第五百三十二話「硝子の模型と、姫殿下の『見えない王国の建築』」
その日の午後、王城の最上階にある「地図と模型の部屋」は、塵一つない静寂と、乾燥したインクの匂いに満ちていた。
部屋の中央には、エルデンベルク王国の首都を精巧に縮小した、巨大なジオラマが置かれている。それは、宮廷地図製作者のメルカトルが、生涯をかけて制作している「完璧な写し鏡」としての都市だった。
メルカトルは、ピンセットを手に、模型の路地の一つに、米粒ほどの街灯を設置しようとしていた。彼の指先は震えず、その瞳は測量技師の厳密さを湛えている。
「この模型には、王国のすべてが含まれていなければならない。石畳の数、屋根の瓦の枚数、煙突の煤に至るまで」
彼は、重力と物質によって構成された、重厚で確かな現実を愛していた。
◆
そこへ、シャルロッテがモフモフを抱いて、音もなく入ってきた。
彼女は、メルカトルの作業を邪魔することなく、模型の都市の縁に顎を乗せて、じっと小さな街並みを眺めた。
「ねえ、メルカトルおじいさん。この街は、とっても綺麗で、とっても重たそうだね」
メルカトルは手を止め、眼鏡の奥から姫を見た。
「重たい、とは? これはバルサ材と紙で作られておりますゆえ、重量はさほど……」
「ううん。物理的な重さじゃなくてね、決まっていることの重さだよ」
シャルロッテの目には、その精巧すぎる模型が、過去と現在を縛り付ける「確定した事実の牢獄」のように見えたのだ。そこには、風が吹く余地も、迷子が迷う隙間もなかった。
「私はね、この街の上に、もう一つの見えない街を建てたいな」
◆
シャルロッテは、立ち上がり、模型の都市の上空――つまり、何もない空間――に、両手をかざした。
彼女は、光属性と風属性の魔法を、極めて薄く、蜘蛛の糸のように繊細に紡ぎ出した。
「見て、おじいさん。ここにはね、『雲の糸で吊り下げられた街』があるの」
シャルロッテの指先が空中で踊ると、何もないはずの空間に、微かな光の屈折でできた、蜃気楼のような建築物が浮かび上がった。
それは、地上の重力に縛られない街だった。
家々は梯子やロープで結ばれ、屋根は逆さまになり、道は空へと螺旋を描いている。そこは、石や煉瓦ではなく、「願い」や「溜息」や「シャボン玉の膜」でできた建築資材で構成されていた。
「この上の街ではね、誰も歩かないの。みんな、風に乗って移動するんだよ。そしてね、朝ごはんの代わりに、朝焼けの光を食べるの」
メルカトルは、呆気にとられてその幻影を見上げた。
彼が積み上げてきた「重厚な現実の都市」の上に、「軽やかな空想の都市」が重なっている。

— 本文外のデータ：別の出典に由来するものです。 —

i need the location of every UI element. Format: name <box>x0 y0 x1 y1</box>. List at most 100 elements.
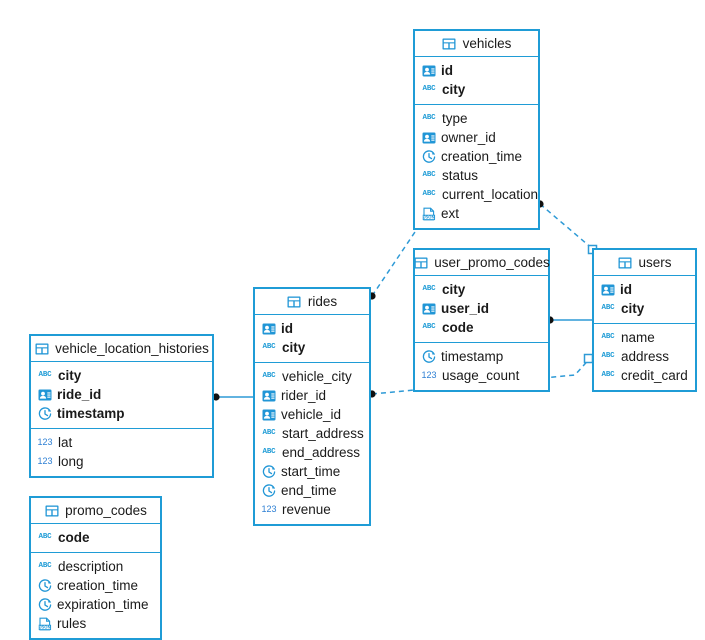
column-label: status <box>442 167 479 183</box>
column-row[interactable]: start_time <box>255 462 369 481</box>
table-icon <box>617 255 632 270</box>
column-row[interactable]: creation_time <box>31 576 160 595</box>
table-icon <box>34 341 49 356</box>
number-icon: 123 <box>421 370 437 380</box>
column-row[interactable]: creation_time <box>415 147 538 166</box>
clock-icon <box>37 406 52 421</box>
column-row[interactable]: end_time <box>255 481 369 500</box>
column-row[interactable]: ABC type <box>415 109 538 128</box>
key-id-icon <box>600 282 615 297</box>
table-header[interactable]: rides <box>255 289 369 315</box>
abc-icon: ABC <box>601 332 615 341</box>
column-label: start_address <box>282 425 364 441</box>
json-icon: JSON <box>421 206 436 221</box>
column-row[interactable]: JSON ext <box>415 204 538 223</box>
primary-key-row[interactable]: timestamp <box>31 404 212 423</box>
number-icon: 123 <box>261 504 277 514</box>
column-label: code <box>442 319 474 335</box>
abc-icon: ABC <box>422 113 436 122</box>
column-label: long <box>58 453 84 469</box>
column-row[interactable]: 123 revenue <box>255 500 369 519</box>
primary-key-row[interactable]: id <box>415 61 538 80</box>
column-label: timestamp <box>57 405 125 421</box>
svg-text:JSON: JSON <box>423 214 434 219</box>
key-id-icon <box>421 301 436 316</box>
abc-icon: ABC <box>38 370 52 379</box>
clock-icon <box>421 349 436 364</box>
primary-key-row[interactable]: ABC city <box>31 366 212 385</box>
column-label: id <box>441 62 453 78</box>
primary-key-row[interactable]: id <box>255 319 369 338</box>
column-label: owner_id <box>441 129 496 145</box>
primary-key-row[interactable]: user_id <box>415 299 548 318</box>
table-name: vehicle_location_histories <box>55 340 209 356</box>
table-header[interactable]: vehicle_location_histories <box>31 336 212 362</box>
column-label: end_address <box>282 444 361 460</box>
column-label: creation_time <box>441 148 523 164</box>
column-row[interactable]: vehicle_id <box>255 405 369 424</box>
table-header[interactable]: vehicles <box>415 31 538 57</box>
abc-icon: ABC <box>262 342 276 351</box>
primary-key-row[interactable]: id <box>594 280 695 299</box>
key-id-icon <box>261 321 276 336</box>
column-label: type <box>442 110 468 126</box>
column-row[interactable]: rider_id <box>255 386 369 405</box>
column-row[interactable]: ABC status <box>415 166 538 185</box>
column-label: city <box>282 339 306 355</box>
abc-icon: ABC <box>422 84 436 93</box>
primary-key-row[interactable]: ride_id <box>31 385 212 404</box>
abc-icon: ABC <box>262 428 276 437</box>
table-icon <box>287 294 302 309</box>
primary-key-row[interactable]: ABC city <box>415 80 538 99</box>
column-row[interactable]: owner_id <box>415 128 538 147</box>
column-label: start_time <box>281 463 341 479</box>
key-id-icon <box>421 130 436 145</box>
table-header[interactable]: users <box>594 250 695 276</box>
column-label: revenue <box>282 501 331 517</box>
clock-icon <box>37 597 52 612</box>
table-header[interactable]: promo_codes <box>31 498 160 524</box>
column-row[interactable]: ABC start_address <box>255 424 369 443</box>
table-icon <box>44 503 59 518</box>
column-row[interactable]: expiration_time <box>31 595 160 614</box>
column-label: user_id <box>441 300 490 316</box>
column-label: code <box>58 529 90 545</box>
column-label: ext <box>441 205 460 221</box>
column-label: rider_id <box>281 387 327 403</box>
column-label: credit_card <box>621 367 688 383</box>
column-label: vehicle_id <box>281 406 342 422</box>
column-label: city <box>442 81 466 97</box>
table-header[interactable]: user_promo_codes <box>414 250 550 276</box>
clock-icon <box>37 578 52 593</box>
column-label: city <box>58 367 82 383</box>
primary-key-row[interactable]: ABC city <box>255 338 369 357</box>
abc-icon: ABC <box>422 170 436 179</box>
column-row[interactable]: timestamp <box>415 347 548 366</box>
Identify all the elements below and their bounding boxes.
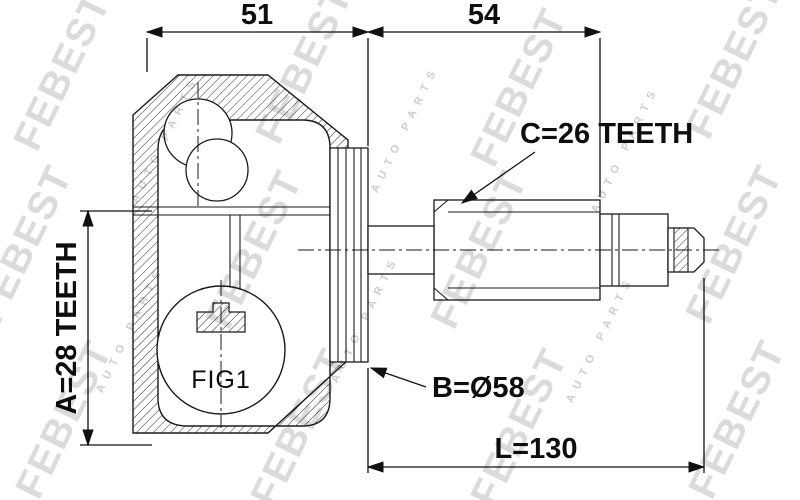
leader-b [369, 367, 427, 388]
stem-grooves [329, 147, 369, 363]
dim-54-label: 54 [468, 0, 500, 31]
dimension-54 [366, 26, 602, 197]
dim-b-diameter-label: B=Ø58 [432, 372, 525, 404]
dim-c-teeth-label: C=26 TEETH [520, 118, 693, 150]
dimension-51 [145, 26, 370, 146]
dim-51-label: 51 [241, 0, 273, 31]
dimension-l [366, 278, 706, 473]
figure-label: FIG1 [191, 366, 251, 394]
ball-bearings [163, 98, 249, 202]
dimension-a [80, 209, 152, 447]
leader-c [460, 151, 536, 204]
dim-a-teeth-label: A=28 TEETH [51, 241, 83, 414]
dim-length-label: L=130 [494, 433, 577, 465]
centerlines [197, 82, 722, 428]
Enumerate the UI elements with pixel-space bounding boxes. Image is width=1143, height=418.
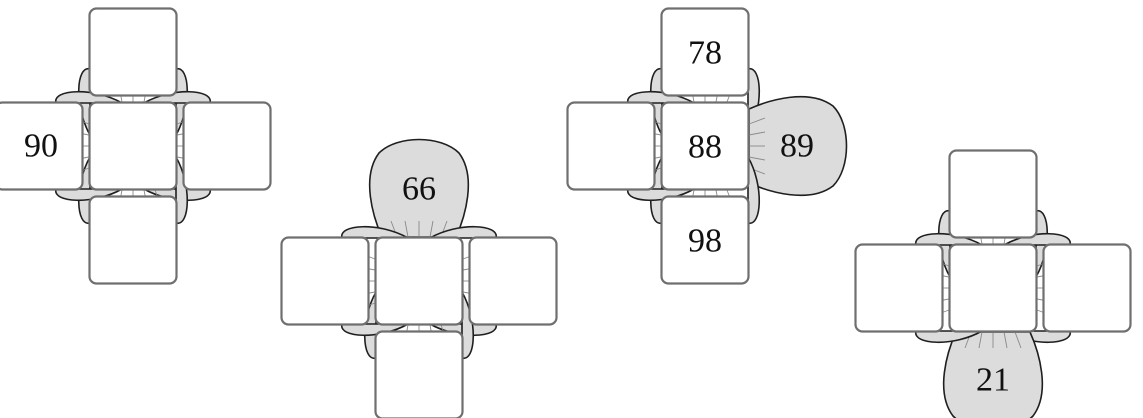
cell-left[interactable] [854,243,944,333]
cell-left[interactable] [0,101,84,191]
cell-top[interactable] [660,7,750,97]
petal-right [748,95,848,197]
petal-right-number: 89 [780,128,814,165]
cell-top[interactable] [88,7,178,97]
cell-right[interactable] [182,101,272,191]
puzzle-1: 90 [0,7,272,285]
puzzle-3: 88 78 98 89 [566,7,848,285]
cell-right[interactable] [468,236,558,326]
petal-bottom [942,331,1044,418]
cell-bottom-number: 98 [688,223,722,260]
cell-left[interactable] [566,101,656,191]
cell-center-number: 88 [688,129,722,166]
cell-center[interactable] [374,236,464,326]
cell-top-number: 78 [688,35,722,72]
puzzle-4: 21 [854,149,1132,418]
cell-bottom[interactable] [374,330,464,418]
cell-left[interactable] [280,236,370,326]
cell-center[interactable] [88,101,178,191]
puzzle-2: 66 [280,138,558,418]
cell-center[interactable] [660,101,750,191]
cell-center[interactable] [948,243,1038,333]
petal-bottom-number: 21 [976,362,1010,399]
cell-top[interactable] [948,149,1038,239]
cell-bottom[interactable] [660,195,750,285]
cell-right[interactable] [1042,243,1132,333]
petal-left-number: 90 [24,128,58,165]
petal-top-number: 66 [402,171,436,208]
cell-bottom[interactable] [88,195,178,285]
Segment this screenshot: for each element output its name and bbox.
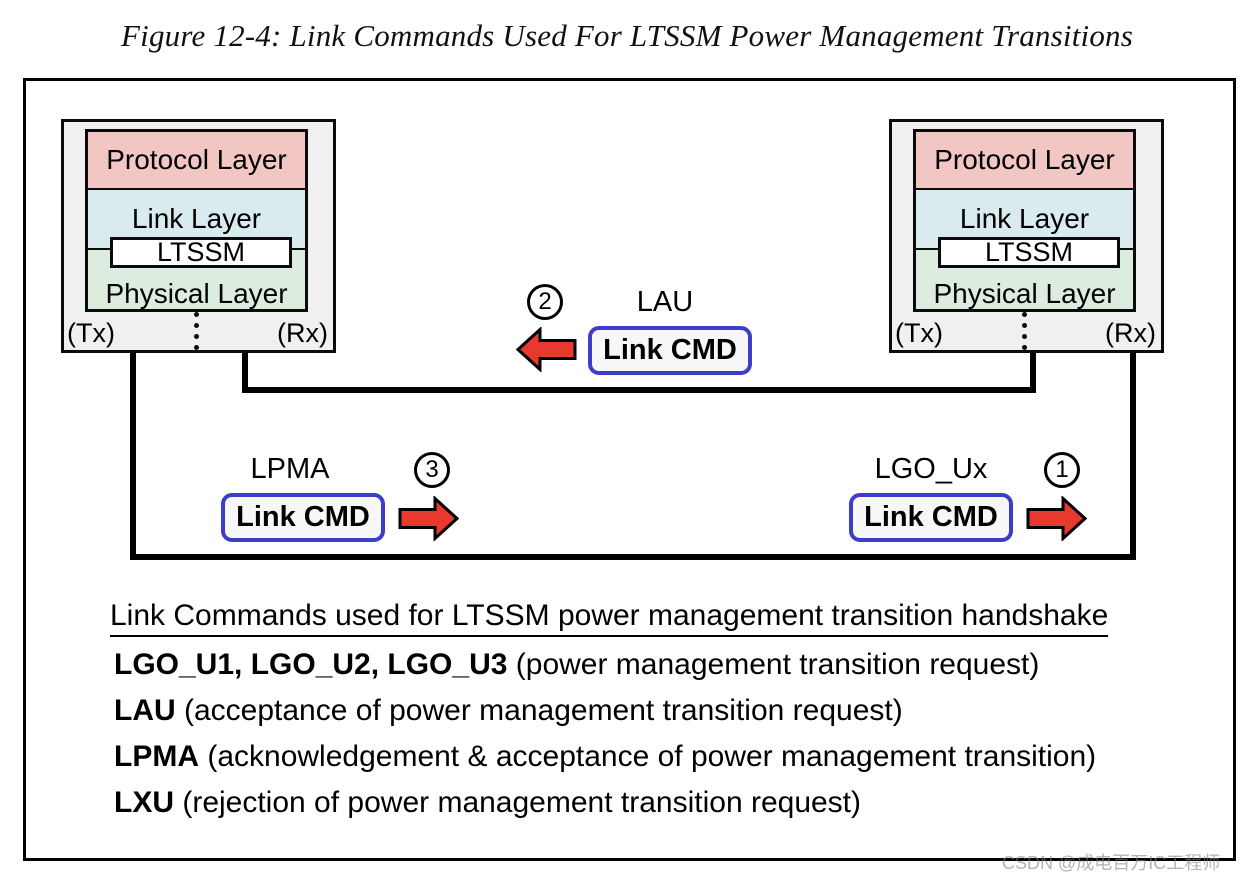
legend-entry-lpma: LPMA (acknowledgement & acceptance of po… (114, 740, 1096, 774)
lgo-ux-label: LGO_Ux (874, 453, 988, 485)
legend-desc-lpma: (acknowledgement & acceptance of power m… (199, 740, 1097, 773)
step-1-number: 1 (1055, 456, 1069, 483)
legend-entry-lxu: LXU (rejection of power management trans… (114, 786, 861, 820)
legend-entry-lau: LAU (acceptance of power management tran… (114, 694, 903, 728)
lgo-ux-arrow-right-icon (1026, 496, 1087, 541)
legend-desc-lxu: (rejection of power management transitio… (174, 786, 862, 819)
legend-term-lgo: LGO_U1, LGO_U2, LGO_U3 (114, 648, 508, 681)
tx-label-left: (Tx) (67, 318, 115, 348)
ltssm-box-left: LTSSM (110, 237, 292, 268)
legend-desc-lgo: (power management transition request) (507, 648, 1040, 681)
lau-label: LAU (636, 286, 694, 318)
rx-label-left: (Rx) (277, 318, 328, 348)
legend-term-lxu: LXU (114, 786, 174, 819)
legend-entry-lgo: LGO_U1, LGO_U2, LGO_U3 (power management… (114, 648, 1039, 682)
step-2-circle: 2 (527, 284, 563, 320)
layer-stack-left: Protocol Layer Link Layer Physical Layer (85, 129, 308, 312)
legend-heading: Link Commands used for LTSSM power manag… (110, 601, 1109, 637)
lau-link-cmd-box: Link CMD (588, 326, 752, 375)
device-right: Protocol Layer Link Layer Physical Layer… (889, 119, 1164, 353)
watermark: CSDN @成电百万IC工程师 (1002, 853, 1221, 873)
step-3-circle: 3 (414, 452, 450, 488)
tx-label-right: (Tx) (895, 318, 943, 348)
step-2-number: 2 (538, 288, 552, 315)
legend-term-lau: LAU (114, 694, 176, 727)
lgo-ux-link-cmd-box: Link CMD (849, 493, 1013, 542)
figure-title: Figure 12-4: Link Commands Used For LTSS… (121, 18, 1133, 53)
lpma-arrow-right-icon (398, 496, 459, 541)
tx-rx-divider-left (194, 312, 199, 350)
lau-arrow-left-icon (516, 327, 577, 372)
device-left: Protocol Layer Link Layer Physical Layer… (61, 119, 336, 353)
wire-lower-horizontal (130, 554, 1136, 560)
wire-right-rx-vertical (1130, 352, 1136, 560)
step-1-circle: 1 (1044, 452, 1080, 488)
protocol-layer-right: Protocol Layer (916, 132, 1133, 190)
layer-stack-right: Protocol Layer Link Layer Physical Layer (913, 129, 1136, 312)
lpma-label: LPMA (250, 453, 330, 485)
legend-desc-lau: (acceptance of power management transiti… (175, 694, 903, 727)
tx-rx-divider-right (1022, 312, 1027, 350)
protocol-layer-left: Protocol Layer (88, 132, 305, 190)
legend-term-lpma: LPMA (114, 740, 199, 773)
lpma-link-cmd-box: Link CMD (221, 493, 385, 542)
ltssm-box-right: LTSSM (938, 237, 1120, 268)
wire-right-tx-vertical (1030, 352, 1036, 393)
wire-left-tx-vertical (130, 352, 136, 560)
wire-upper-horizontal (242, 387, 1036, 393)
rx-label-right: (Rx) (1105, 318, 1156, 348)
wire-left-rx-vertical (242, 352, 248, 393)
step-3-number: 3 (425, 456, 439, 483)
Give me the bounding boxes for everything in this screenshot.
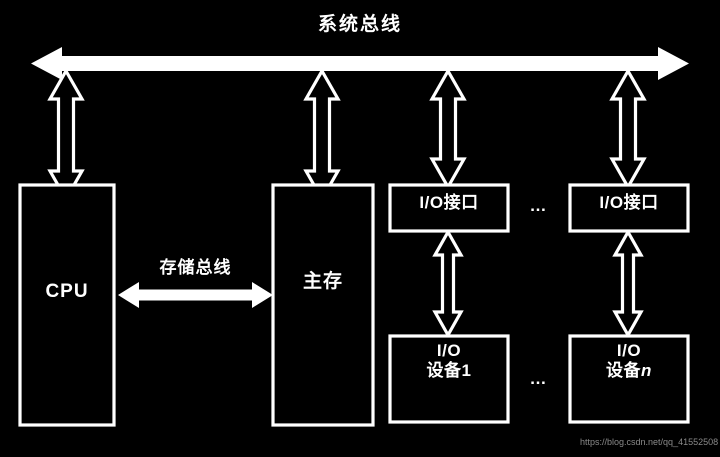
cpu-box[interactable]	[18, 183, 116, 427]
io-interface-1-box[interactable]	[388, 183, 510, 233]
memory-bus-arrow	[118, 282, 273, 308]
io-device-n-box[interactable]	[568, 334, 690, 424]
bus-to-io-interface-n-arrow	[609, 67, 647, 191]
io-interface-1-to-device-1-arrow	[432, 228, 464, 339]
bus-to-cpu-arrow	[47, 67, 85, 203]
system-bus-arrow	[31, 47, 689, 80]
bus-to-main-memory-arrow	[303, 67, 341, 203]
main-memory-box[interactable]	[271, 183, 375, 427]
io-interface-n-to-device-n-arrow	[612, 228, 644, 339]
bus-to-io-interface-1-arrow	[429, 67, 467, 191]
io-device-1-box[interactable]	[388, 334, 510, 424]
io-interface-n-box[interactable]	[568, 183, 690, 233]
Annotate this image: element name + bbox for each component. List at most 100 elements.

地上の街が「在るもの」の記録だとすれば、シャルロッテの街は「在り得たかもしれないもの」のカタログだった。
◆
モフモフも、模型の街路を歩くふりをして、突然ジャンプし、シャルロッテの作った「見えない階段」に飛び乗る仕草をした。
そこには物理的な足場はない。しかし、モフモフのパントマイムは、確かにそこに「別の空間」があることを主張していた。
「メルカトルおじいさん。地図にはね、書かれていない場所のほうが、ずっと広いんだよ」
シャルロッテは、模型の王城の尖塔に、そっと息を吹きかけた。
すると、彼女の作った光の蜃気楼が、ゆらりと揺れ、地上の模型と混ざり合った。
一瞬、堅固な石造りの王都が、半透明のガラス細工のように透き通り、空に浮かんでいるかのような錯覚が生まれた。
メルカトルは、ピンセットを置いた。
彼の目には、自分が作った模型が、以前よりも遥かに奥行きを持って見えた。それは、物理的な三次元の奥行きではなく、「可能性」という名の、第四の次元だった。
「……おそれいりました、姫殿下。私の都市は、石でできておりました。しかし、姫様の都市は、光と夢想でできている。どちらも、この王国の真実の姿なのですね」
シャルロッテは、にっこり微笑んだ。
「うん! 重たい街と、軽い街。二つ合わせて、ひとつの王国だよ!」
その日の午後、地図の部屋には、新しい記録は何も増えなかった。
しかし、そこには、目には見えないけれど、誰もが感じることのできる「軽やかで、どこへでも行ける都市」の設計図が、静かに広がっていたのだった。